Text Indexes Key Concepts
Haven OnDemand unstructured text indexing key concepts

Text Indexes - Key Concepts

The Haven OnDemand Search APIs operate on the content of text indexes.

What is a Text Index?

The text index is the store of document data, internally organized to make it easy for Haven OnDemand to find information for you.

The text index stores only the extracted text and metadata enrichments from your files, allowing you to search, organize, and filter the content. It is not a repository for document originals; if you want to read the whole document (with any embedded images, and so on), you can refer back to the original repository.

Haven OnDemand provides several standard text indexes, such as Wikipedia in several languages, and News websites. You can also create your own text indexes, to store any data that you want to search with Haven OnDemand APIs.

Documents

Haven OnDemand stores content in index documents. This is the searchable unit (that is, when you search for something, each result or hit is an index document).

The index document can come from a variety of different sources, and might be any length: it could be an email, a Wikipedia page, a product entry from an online catalog, a PDF, or a single tweet.

Regardless of its original format, Haven OnDemand extracts the text into a JSON object. Each attribute in the JSON object is a field in the text index.

See Also: Create Documents

Fields

The fields contain the information and content in your document. The fields can contain anything from a single character to the main text of your documents.

The most important fields are:

  • The reference. The reference can be any value, but it is usually a handle to allow you to identify the original document easily; for example, the original URL or file path.
  • The content. The content is the bulk of your document. For example, it might be the body of an email, the main description of a product, or the visible text in a PDF.

You can have as many different fields as you like, but Haven OnDemand gives some of them special treatment, according to the field type.

The field type determines how Haven OnDemand processes the content, and what you can do with it. For example, the content field is an index field. Index fields have special text processing, where Haven OnDemand stores information about the terms in the field so that you can easily perform a search for a keyword or phrase. Other fields are set up to allow parametric (faceted) search, or to optimize searching for numeric or date values.

If a field does not have a special field type, it is a store only field. Haven OnDemand keeps store only field content, but does not apply any additional processing. This field type is useful for content that you want to have available with a document, but which is not useful for search. For example, some document metadata (such as the content length) and related file information (such as an image URL) is kept in store only fields.

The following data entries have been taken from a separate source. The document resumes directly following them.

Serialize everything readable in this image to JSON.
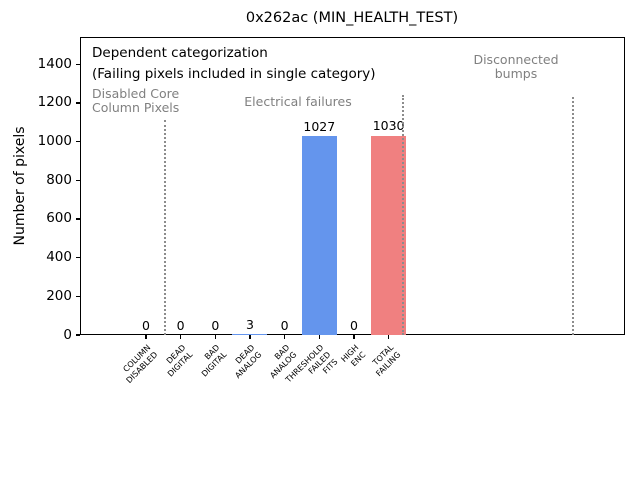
{
  "chart_data": {
    "type": "bar",
    "title": "0x262ac (MIN_HEALTH_TEST)",
    "xlabel": "",
    "ylabel": "Number of pixels",
    "categories": [
      "COLUMN\nDISABLED",
      "DEAD\nDIGITAL",
      "BAD\nDIGITAL",
      "DEAD\nANALOG",
      "BAD\nANALOG",
      "THRESHOLD\nFAILED\nFITS",
      "HIGH\nENC",
      "TOTAL\nFAILING"
    ],
    "values": [
      0,
      0,
      0,
      3,
      0,
      1027,
      0,
      1030
    ],
    "bar_labels": [
      "0",
      "0",
      "0",
      "3",
      "0",
      "1027",
      "0",
      "1030"
    ],
    "bar_colors": [
      "#6495ed",
      "#6495ed",
      "#6495ed",
      "#6495ed",
      "#6495ed",
      "#6495ed",
      "#6495ed",
      "#f08080"
    ],
    "ylim": [
      0,
      1541
    ],
    "yticks": [
      0,
      200,
      400,
      600,
      800,
      1000,
      1200,
      1400
    ],
    "grid": false,
    "legend": null,
    "annotations": {
      "note_lines": [
        "Dependent categorization",
        "(Failing pixels included in single category)"
      ],
      "sections": [
        {
          "label": "Disabled Core\nColumn Pixels",
          "align": "left",
          "x": 92,
          "y": 87
        },
        {
          "label": "Electrical failures",
          "align": "center",
          "x": 298,
          "y": 95
        },
        {
          "label": "Disconnected\nbumps",
          "align": "center",
          "x": 516,
          "y": 53
        }
      ],
      "separators": [
        {
          "x": 165,
          "y_top": 120
        },
        {
          "x": 403,
          "y_top": 95
        },
        {
          "x": 573,
          "y_top": 97
        }
      ]
    },
    "colors": {
      "bar_blue": "#6495ed",
      "bar_red": "#f08080",
      "annotation_gray": "#808080",
      "separator_gray": "#8c8c8c",
      "axes": "#000000"
    }
  }
}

For more information about the available field types, see Index Field Types.

Text Index Flavors

Every text index has a flavor, which you specify when you create it. The flavor of a text index determines a few different properties:

  • Index size. The Explorer flavor has only a small amount of storage, intended for small test set-ups. The Standard flavor is larger.
  • Field configuration. Different flavors have different standard field configuration, which determines what you can index. In addition, some flavors allow you to configure custom fields with a particular field type.
  • Function. The Explorer and Standard flavors are intended for normal document storage and retrieval, while the Categorization and Query Manipulation flavors are set-up for use with specific API sets.

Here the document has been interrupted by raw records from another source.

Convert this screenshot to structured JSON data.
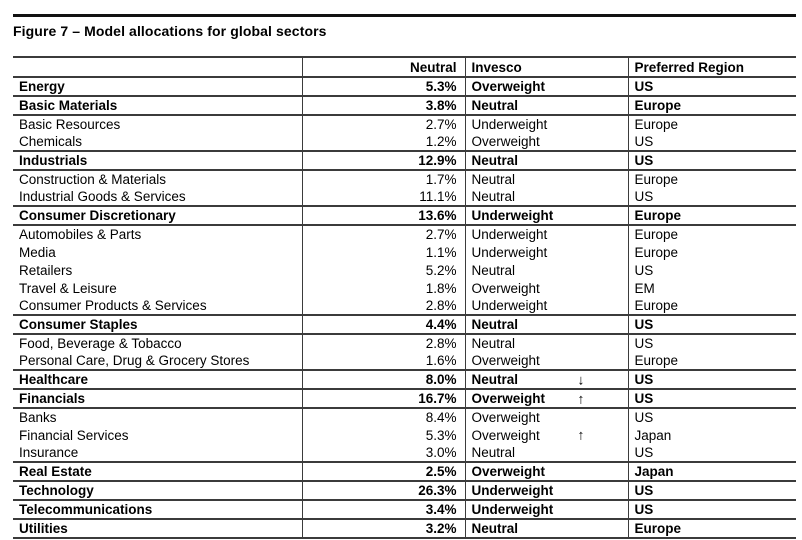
{
  "figure": {
    "title": "Figure 7 – Model allocations for global sectors"
  },
  "colors": {
    "background": "#ffffff",
    "text": "#000000",
    "table_border": "#3b3b3b",
    "top_rule": "#111111"
  },
  "table": {
    "columns": [
      {
        "label": ""
      },
      {
        "label": "Neutral"
      },
      {
        "label": "Invesco"
      },
      {
        "label": "Preferred Region"
      }
    ],
    "rows": [
      {
        "sector": "Energy",
        "neutral": "5.3%",
        "invesco": "Overweight",
        "arrow": "",
        "region": "US",
        "group": true
      },
      {
        "sector": "Basic Materials",
        "neutral": "3.8%",
        "invesco": "Neutral",
        "arrow": "",
        "region": "Europe",
        "group": true
      },
      {
        "sector": "Basic Resources",
        "neutral": "2.7%",
        "invesco": "Underweight",
        "arrow": "",
        "region": "Europe",
        "group": false
      },
      {
        "sector": "Chemicals",
        "neutral": "1.2%",
        "invesco": "Overweight",
        "arrow": "",
        "region": "US",
        "group": false
      },
      {
        "sector": "Industrials",
        "neutral": "12.9%",
        "invesco": "Neutral",
        "arrow": "",
        "region": "US",
        "group": true
      },
      {
        "sector": "Construction & Materials",
        "neutral": "1.7%",
        "invesco": "Neutral",
        "arrow": "",
        "region": "Europe",
        "group": false
      },
      {
        "sector": "Industrial Goods & Services",
        "neutral": "11.1%",
        "invesco": "Neutral",
        "arrow": "",
        "region": "US",
        "group": false
      },
      {
        "sector": "Consumer Discretionary",
        "neutral": "13.6%",
        "invesco": "Underweight",
        "arrow": "",
        "region": "Europe",
        "group": true
      },
      {
        "sector": "Automobiles & Parts",
        "neutral": "2.7%",
        "invesco": "Underweight",
        "arrow": "",
        "region": "Europe",
        "group": false
      },
      {
        "sector": "Media",
        "neutral": "1.1%",
        "invesco": "Underweight",
        "arrow": "",
        "region": "Europe",
        "group": false
      },
      {
        "sector": "Retailers",
        "neutral": "5.2%",
        "invesco": "Neutral",
        "arrow": "",
        "region": "US",
        "group": false
      },
      {
        "sector": "Travel & Leisure",
        "neutral": "1.8%",
        "invesco": "Overweight",
        "arrow": "",
        "region": "EM",
        "group": false
      },
      {
        "sector": "Consumer Products & Services",
        "neutral": "2.8%",
        "invesco": "Underweight",
        "arrow": "",
        "region": "Europe",
        "group": false
      },
      {
        "sector": "Consumer Staples",
        "neutral": "4.4%",
        "invesco": "Neutral",
        "arrow": "",
        "region": "US",
        "group": true
      },
      {
        "sector": "Food, Beverage & Tobacco",
        "neutral": "2.8%",
        "invesco": "Neutral",
        "arrow": "",
        "region": "US",
        "group": false
      },
      {
        "sector": "Personal Care, Drug & Grocery Stores",
        "neutral": "1.6%",
        "invesco": "Overweight",
        "arrow": "",
        "region": "Europe",
        "group": false
      },
      {
        "sector": "Healthcare",
        "neutral": "8.0%",
        "invesco": "Neutral",
        "arrow": "↓",
        "region": "US",
        "group": true
      },
      {
        "sector": "Financials",
        "neutral": "16.7%",
        "invesco": "Overweight",
        "arrow": "↑",
        "region": "US",
        "group": true
      },
      {
        "sector": "Banks",
        "neutral": "8.4%",
        "invesco": "Overweight",
        "arrow": "",
        "region": "US",
        "group": false
      },
      {
        "sector": "Financial Services",
        "neutral": "5.3%",
        "invesco": "Overweight",
        "arrow": "↑",
        "region": "Japan",
        "group": false
      },
      {
        "sector": "Insurance",
        "neutral": "3.0%",
        "invesco": "Neutral",
        "arrow": "",
        "region": "US",
        "group": false
      },
      {
        "sector": "Real Estate",
        "neutral": "2.5%",
        "invesco": "Overweight",
        "arrow": "",
        "region": "Japan",
        "group": true
      },
      {
        "sector": "Technology",
        "neutral": "26.3%",
        "invesco": "Underweight",
        "arrow": "",
        "region": "US",
        "group": true
      },
      {
        "sector": "Telecommunications",
        "neutral": "3.4%",
        "invesco": "Underweight",
        "arrow": "",
        "region": "US",
        "group": true
      },
      {
        "sector": "Utilities",
        "neutral": "3.2%",
        "invesco": "Neutral",
        "arrow": "",
        "region": "Europe",
        "group": true
      }
    ]
  }
}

For more information about the available flavors, see Index Flavors.

The Indexing Process

During the indexing process, Haven OnDemand extracts the text from the index document and processes the fields.

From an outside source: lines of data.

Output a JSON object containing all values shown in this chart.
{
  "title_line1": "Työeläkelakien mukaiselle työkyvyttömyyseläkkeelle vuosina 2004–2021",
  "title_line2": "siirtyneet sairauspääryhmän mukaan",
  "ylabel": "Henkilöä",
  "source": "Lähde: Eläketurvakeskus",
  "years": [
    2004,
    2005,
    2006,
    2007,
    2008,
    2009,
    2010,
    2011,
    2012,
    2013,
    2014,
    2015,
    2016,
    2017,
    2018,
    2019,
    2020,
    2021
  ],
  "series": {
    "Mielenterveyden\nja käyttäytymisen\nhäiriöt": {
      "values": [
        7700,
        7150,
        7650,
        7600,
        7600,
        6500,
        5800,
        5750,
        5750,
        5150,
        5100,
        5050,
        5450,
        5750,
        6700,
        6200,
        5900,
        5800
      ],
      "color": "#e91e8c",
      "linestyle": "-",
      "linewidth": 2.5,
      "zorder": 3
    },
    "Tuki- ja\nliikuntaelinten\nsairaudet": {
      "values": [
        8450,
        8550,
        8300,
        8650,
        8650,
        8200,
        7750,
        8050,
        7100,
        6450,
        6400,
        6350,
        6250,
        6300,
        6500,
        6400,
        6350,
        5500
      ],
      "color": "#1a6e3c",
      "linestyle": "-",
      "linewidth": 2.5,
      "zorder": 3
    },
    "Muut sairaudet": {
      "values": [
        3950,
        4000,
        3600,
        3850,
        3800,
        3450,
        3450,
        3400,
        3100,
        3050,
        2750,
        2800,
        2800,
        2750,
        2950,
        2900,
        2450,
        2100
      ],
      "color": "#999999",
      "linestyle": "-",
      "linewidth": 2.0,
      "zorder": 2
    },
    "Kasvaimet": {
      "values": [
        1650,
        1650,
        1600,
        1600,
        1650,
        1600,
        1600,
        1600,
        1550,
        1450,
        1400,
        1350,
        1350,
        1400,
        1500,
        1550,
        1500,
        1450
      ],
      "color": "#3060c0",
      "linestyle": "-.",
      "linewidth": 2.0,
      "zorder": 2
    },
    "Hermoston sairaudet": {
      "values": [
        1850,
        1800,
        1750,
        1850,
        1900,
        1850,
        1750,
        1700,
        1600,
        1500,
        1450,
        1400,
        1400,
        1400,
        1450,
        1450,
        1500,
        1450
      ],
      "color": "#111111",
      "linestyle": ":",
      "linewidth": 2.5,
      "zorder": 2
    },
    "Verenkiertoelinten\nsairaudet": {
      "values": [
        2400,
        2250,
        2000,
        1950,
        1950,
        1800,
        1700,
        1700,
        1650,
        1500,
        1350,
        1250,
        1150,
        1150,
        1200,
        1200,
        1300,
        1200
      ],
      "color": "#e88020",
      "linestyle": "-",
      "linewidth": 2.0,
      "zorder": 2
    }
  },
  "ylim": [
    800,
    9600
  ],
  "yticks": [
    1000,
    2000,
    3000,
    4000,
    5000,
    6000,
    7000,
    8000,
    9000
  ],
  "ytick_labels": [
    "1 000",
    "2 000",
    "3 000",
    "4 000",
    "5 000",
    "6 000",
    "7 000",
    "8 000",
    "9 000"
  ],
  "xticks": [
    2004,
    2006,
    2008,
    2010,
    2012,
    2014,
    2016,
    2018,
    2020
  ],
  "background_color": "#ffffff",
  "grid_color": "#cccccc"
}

For fields with the index field type, it tokenizes the text into terms, removes stop words (words that are too common to add meaning), and processes information about the terms. For example, it stores the stem (the linguistic root of the word), and information about how many times a particular term occurs in a document. For more information, see Text Tokenization and Processing in Text Indexes.

For fields with special field types, it processes the field appropriately. For example, for numeric type fields it optimizes retrieval by numeric range, and for parametric type fields, it optimizes exact string matching and retrieval.